Bei gutem Wetter „quäle ich mich hoch aufs Plätzchen“, wie der Bechhofer ein gepachtetes Grundstück außerhalb des Dorfes nennt, „damit ich mal was anderes sehe“. Dann sitzt er da, schaut in die Landschaft oder den Schafen zu. „Mehr kann ich ja nicht mehr machen.“ Doch, reden. Dengel freut sich über jeden Besucher. Sowohl Familien mit Kindern als auch Bekannte kamen in den vergangenen Jahren regelmäßig auf dem Gelände vorbei − zum Spielen und Grillen, zum Reden und Feiern. Der Bechhofer hofft, dass das so bleibt. Er freue sich über jedes Gespräch, das ihn ablenkt, sagte er gestern der RHEINPFALZ. Ab und an holten ihn auch Bekannte zu einem Ausflug ab. Seine Herde auf dem Grundstück, etwa 25 Tiere, hatte Dengel nach eigenen Worten noch vom Krankenbett aus reduziert − auf einen Bock und vier Muttertiere. Sein Bruder und ein Mieter kümmerten sich um die Tiere. Er selbst gehe an Krücken, dürfe das verletzte Bein nur mit maximal 35 Kilo belasten. Im Haus nutzt er einen Rollstuhl.

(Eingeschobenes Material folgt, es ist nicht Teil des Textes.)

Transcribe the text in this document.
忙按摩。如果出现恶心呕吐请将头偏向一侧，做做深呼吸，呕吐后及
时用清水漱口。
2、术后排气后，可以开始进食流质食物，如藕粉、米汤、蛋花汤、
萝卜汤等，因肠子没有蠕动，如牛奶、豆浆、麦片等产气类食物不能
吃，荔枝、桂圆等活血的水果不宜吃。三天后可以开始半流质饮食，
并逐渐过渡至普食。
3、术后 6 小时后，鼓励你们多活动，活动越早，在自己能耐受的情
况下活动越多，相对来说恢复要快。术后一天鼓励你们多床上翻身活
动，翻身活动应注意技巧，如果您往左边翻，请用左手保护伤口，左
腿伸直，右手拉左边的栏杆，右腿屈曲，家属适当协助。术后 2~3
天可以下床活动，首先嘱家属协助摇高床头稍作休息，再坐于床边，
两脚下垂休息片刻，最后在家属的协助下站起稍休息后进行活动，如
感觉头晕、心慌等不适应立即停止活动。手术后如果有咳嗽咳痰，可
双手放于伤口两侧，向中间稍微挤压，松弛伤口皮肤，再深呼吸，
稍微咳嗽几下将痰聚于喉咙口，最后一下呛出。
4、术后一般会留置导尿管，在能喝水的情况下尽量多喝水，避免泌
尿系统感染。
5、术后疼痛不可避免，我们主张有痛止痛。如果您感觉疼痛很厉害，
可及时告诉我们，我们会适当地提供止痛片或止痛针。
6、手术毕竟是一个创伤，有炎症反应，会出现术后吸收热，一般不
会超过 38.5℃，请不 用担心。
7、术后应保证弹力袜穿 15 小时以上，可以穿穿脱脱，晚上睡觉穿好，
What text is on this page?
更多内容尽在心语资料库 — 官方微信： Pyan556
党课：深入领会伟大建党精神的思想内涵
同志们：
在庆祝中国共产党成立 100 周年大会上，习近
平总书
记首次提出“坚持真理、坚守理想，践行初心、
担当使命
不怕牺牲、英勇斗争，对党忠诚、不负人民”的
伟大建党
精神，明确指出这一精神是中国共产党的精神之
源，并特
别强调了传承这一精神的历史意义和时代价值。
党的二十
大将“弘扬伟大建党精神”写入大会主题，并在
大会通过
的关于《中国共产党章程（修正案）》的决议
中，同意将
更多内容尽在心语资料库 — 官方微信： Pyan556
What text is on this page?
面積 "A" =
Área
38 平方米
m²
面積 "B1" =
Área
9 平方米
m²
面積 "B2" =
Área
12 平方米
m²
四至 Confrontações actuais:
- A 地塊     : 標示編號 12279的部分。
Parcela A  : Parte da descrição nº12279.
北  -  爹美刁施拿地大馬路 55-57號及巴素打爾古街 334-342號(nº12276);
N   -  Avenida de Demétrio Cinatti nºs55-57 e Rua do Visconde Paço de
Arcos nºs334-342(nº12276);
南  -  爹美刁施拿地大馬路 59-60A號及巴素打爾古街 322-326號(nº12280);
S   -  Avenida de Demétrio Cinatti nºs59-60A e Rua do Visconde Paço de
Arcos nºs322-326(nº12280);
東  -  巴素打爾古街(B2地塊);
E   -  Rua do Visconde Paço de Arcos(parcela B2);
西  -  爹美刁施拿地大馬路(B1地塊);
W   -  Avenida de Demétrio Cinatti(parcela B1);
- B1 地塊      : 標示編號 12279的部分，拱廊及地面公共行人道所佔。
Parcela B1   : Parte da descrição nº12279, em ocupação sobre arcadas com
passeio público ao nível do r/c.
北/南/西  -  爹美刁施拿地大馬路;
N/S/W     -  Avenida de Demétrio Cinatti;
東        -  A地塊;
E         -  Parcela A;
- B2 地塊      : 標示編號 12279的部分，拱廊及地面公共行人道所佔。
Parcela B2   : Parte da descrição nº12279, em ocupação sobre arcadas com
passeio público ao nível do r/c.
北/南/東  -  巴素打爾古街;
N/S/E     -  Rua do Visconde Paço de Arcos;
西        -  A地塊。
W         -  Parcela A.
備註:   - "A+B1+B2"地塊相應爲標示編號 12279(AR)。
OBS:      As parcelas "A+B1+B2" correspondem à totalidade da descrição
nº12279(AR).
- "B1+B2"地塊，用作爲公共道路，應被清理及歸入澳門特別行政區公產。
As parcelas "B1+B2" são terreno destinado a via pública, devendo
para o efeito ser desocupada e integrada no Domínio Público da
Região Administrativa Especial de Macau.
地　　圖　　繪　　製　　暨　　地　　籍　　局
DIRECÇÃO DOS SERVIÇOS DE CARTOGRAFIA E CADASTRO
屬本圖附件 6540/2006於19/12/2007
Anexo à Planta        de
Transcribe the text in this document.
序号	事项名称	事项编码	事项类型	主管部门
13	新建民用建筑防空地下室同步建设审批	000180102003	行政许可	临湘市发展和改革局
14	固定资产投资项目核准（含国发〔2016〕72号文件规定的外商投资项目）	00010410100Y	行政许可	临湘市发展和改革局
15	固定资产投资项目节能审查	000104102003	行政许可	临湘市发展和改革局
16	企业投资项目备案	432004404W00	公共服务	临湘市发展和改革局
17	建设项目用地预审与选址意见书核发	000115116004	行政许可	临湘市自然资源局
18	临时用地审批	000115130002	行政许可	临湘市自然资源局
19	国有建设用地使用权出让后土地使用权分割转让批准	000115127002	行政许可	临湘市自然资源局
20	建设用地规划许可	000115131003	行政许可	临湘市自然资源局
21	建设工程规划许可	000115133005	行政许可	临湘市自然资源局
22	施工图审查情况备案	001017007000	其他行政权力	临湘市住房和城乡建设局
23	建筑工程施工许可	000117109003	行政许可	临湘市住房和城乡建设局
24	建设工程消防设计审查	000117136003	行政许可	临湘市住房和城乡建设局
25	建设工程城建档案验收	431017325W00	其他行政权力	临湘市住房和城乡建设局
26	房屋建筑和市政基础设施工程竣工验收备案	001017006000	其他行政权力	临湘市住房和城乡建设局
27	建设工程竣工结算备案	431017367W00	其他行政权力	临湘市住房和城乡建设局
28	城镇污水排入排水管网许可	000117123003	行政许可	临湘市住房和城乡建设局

Beruflich keine Perspektive

Bei schlechtem Wetter „bin ich fast 24 Stunden im Bett, davon schlafe ich zwei bis drei Stunden“, erzählt er. Den Rest der Zeit liege er wach, fragt sich, wie es nun weitergehen soll. Beruflich sieht er keine Perspektive. „Ich werd’ jetzt 56. Ich kann nicht mehr lange stehen oder sitzen. Und eine Arbeit, bei der man sich größtenteils hinlegt, die wird’s wohl nicht geben“, sagt der zuletzt selbstständige Forstarbeiter ernüchtert. Selbst das Zuschauen, wenn andere draußen arbeiten, falle ihm schwer. Jüngst hätten sein Bruder und Bekannte Hecken geschnitten und sich dabei mit der Motorsäge aber etwas ungeschickt angestellt. „Das sieht man dann und kann nicht helfen. Man kommt sich vor wie das letzte Rad am Wagen.“ Wolfgang Dengel will keinen Kontakt mehr zu dem Mann, der ihn anschoss. Er hatte ihn anfänglich im Krankenhaus besucht, was Dengel jedoch irgendwann zu viel wurde. „Letztens hat er über seinen Anwalt ein Schreiben geschickt, dass er sich mit mir unterhalten will. Daran hab’ ich kein Interesse. Dann kommt alles wieder hoch.“ Zumal er den Mann aus dem Landkreis Kaiserslautern ab und an im Auto vorbeifahren sehe − „und dann dreht er immer den Kopf weg, als ob er mich nicht sieht“, berichtet Dengel. Der Jäger hat bislang nicht öffentlich zu den Vorwürfen gegen ihn Stellung genommen.

Keine Äußerung

Laut Dengel geht der Mann noch immer auf die Jagd. Die Kreisverwaltung Kaiserslautern, die die Jagdscheine ausgibt, wollte sich hierzu am Dienstag nicht äußern. Laut Pressesprecherin Georgia Matt-Haen war die Kreisverwaltung Kaiserslautern „nicht für eine Stellungnahme gefragt“, da das Jagdgebiet nicht ihrem Zuständigkeitsgebiet liegt.